Я все время прошу наших представителей диаспоры - ведите местных на показ фильма. И они подтягивают. Знаете, как бывает: жена - украинка, а муж - француз. Так я говорю: бери мужа, зови друзей.

- Знакомые вернулись из Европы. Они побывали в нескольких странах, общались с местными - хозяином отеля, посетителями в кафе и т.п. Были удивлены, что многим это или просто неинтересно, или же они имеют искаженное представление о событиях на Востоке Украины.

- А ты много знаешь о том, что происходит в Боливии, например? А когда был конфликт в Грузии, многих ли украинцев это волновало? То-то же. Это наша проблема: мы мало кричим о том, что происходит в нашей стране. Надо ездить и рассказывать. Это наша война. Не их. Сидит себе бауэр дома, все нормально, за ворот не капает. А если мы его вытянем, покажем фильм, - тогда у него будет понимание того, что происходит в Украине. Вот сейчас наши ребята и девушки возят по Европе фильм "Иловайск".

- Ты написал несколько книг - "Гагарін и Барселона", "Ген воїна" и, конечно, "Казки на ніч". Не могу о них не вспомнить. Несмотря на название, эта книга не детская. Сказки - это зарисовки и очерки о жизни, об увиденном и услышанном: в метро, на улице. Они родились из постов в Фейсбуке и напоминают их - легкие, короткие. Жизнь сегодня, здесь и теперь. Интересно, почему ты так назвал книгу?
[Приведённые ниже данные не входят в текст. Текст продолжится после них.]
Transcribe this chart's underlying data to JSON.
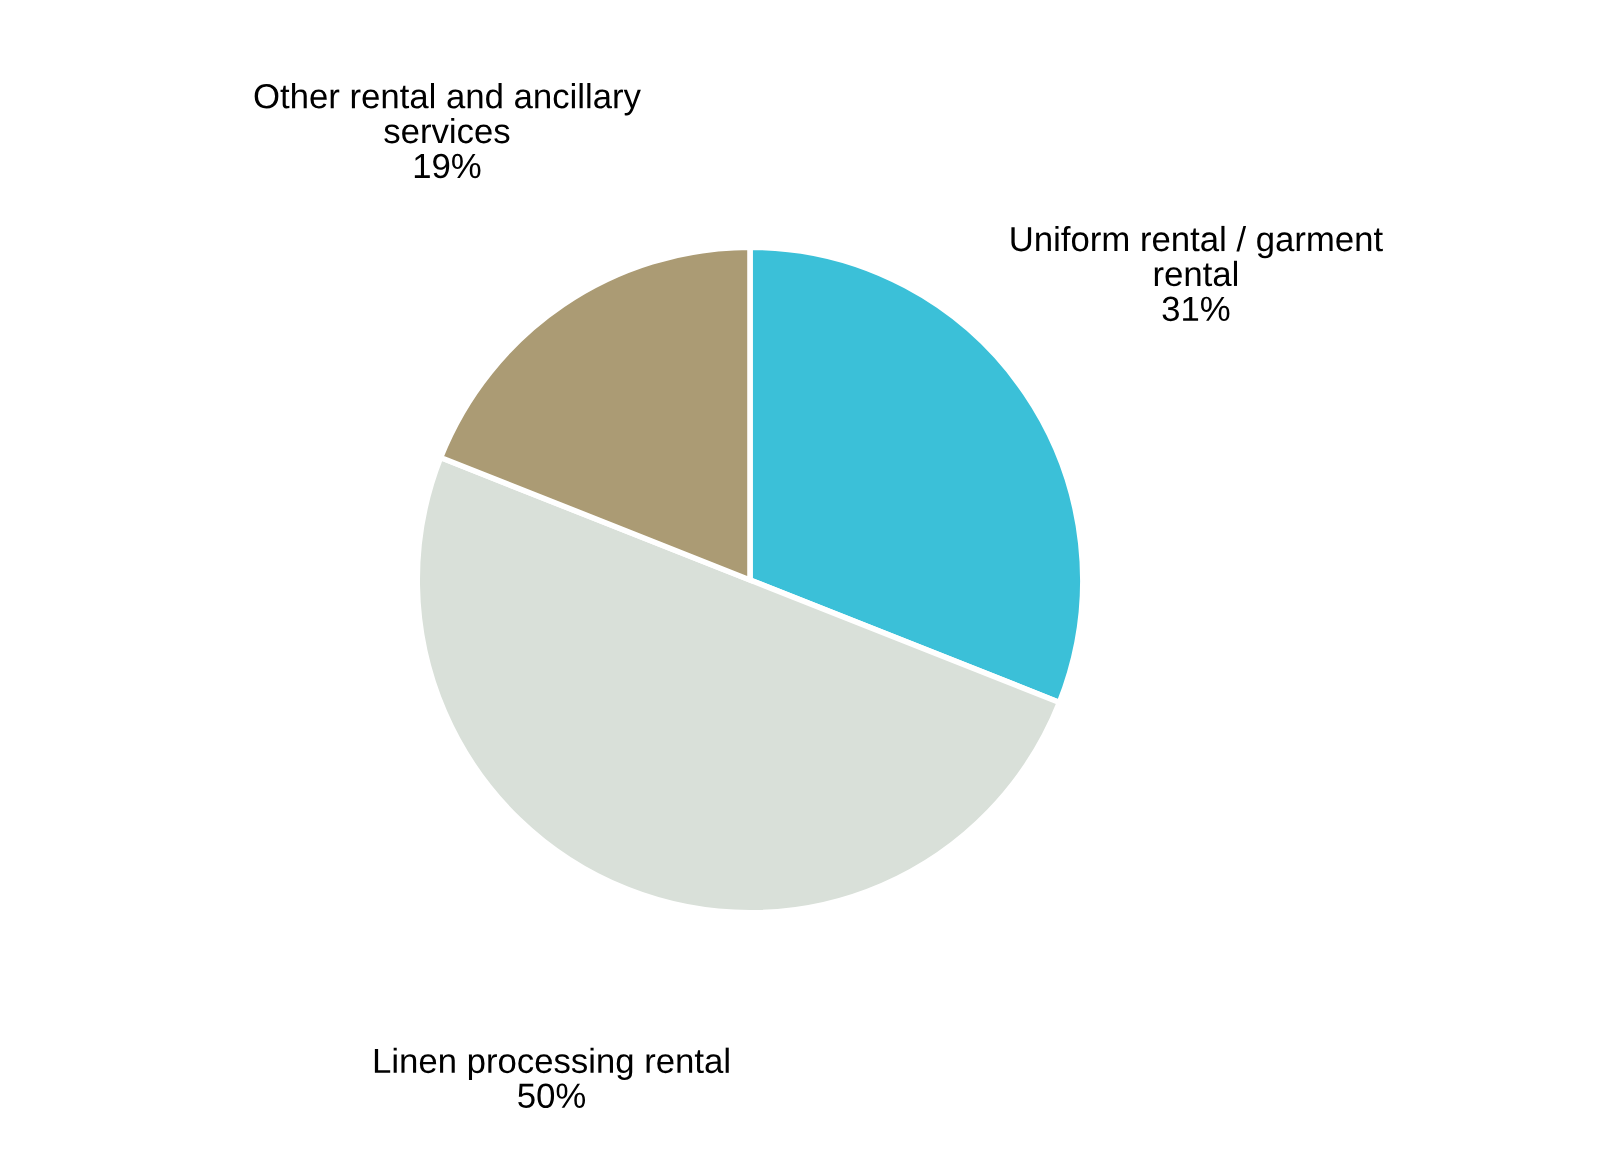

- Несколько лет назад как-то вечером я сел и написал пост в Фейсбуке, где изложил одну историю. Это было после Майдана, когда разворачивались военные действия, когда начали гибнуть мои друзья. Столько накопилось в голове и в душе, что я не выдержал всего этого и начал писать. Год писал каждый день. А потом решил: не хочу писать, чтобы просто писать. Буду делать это время от времени. А издатели сказали - попробуем сделать из этого книгу. Так все и пошло. Почему такое название? Так я подписывал свои посты с рассказами в Фейсбуке.

- В одной из своих последних сказок ты написал: "Когда-то, на конечной, к каждому из нас подойдет архангел и попросит проездные документы. И каждый должен будет рассказать, чем заплатил за проезд по жизни. Именно потому, чтобы не выглядеть безбилетником, я и живу так, как живу, и делаю то, что делаю". Это классно. Ты все делаешь с удовольствием?

- Да, у меня нет такого распределения: это - работа, а это - для души. Мое хобби - это моя работа. Я не пишу книги специально, - они пишутся сами. Жизнь идет так, как она должна идти. Все прекрасно. Если бы не война, где гибнут люди, я бы вообще сказал, что счастливее, чем я, человека просто нет. Когда я звоню куму на передовую и слышу в телефонную трубку то, что слышу, или он пишет: "Выспался? А нас здесь сегодня валили!", - то не могу быть счастливым.

В детстве я слышал выражение "до войны". Что это такое - "до войны"? А теперь я это понимаю. Уже больше никогда не будет того "до войны". Теперь всю свою жизнь я делю на "до войны" и "сейчас".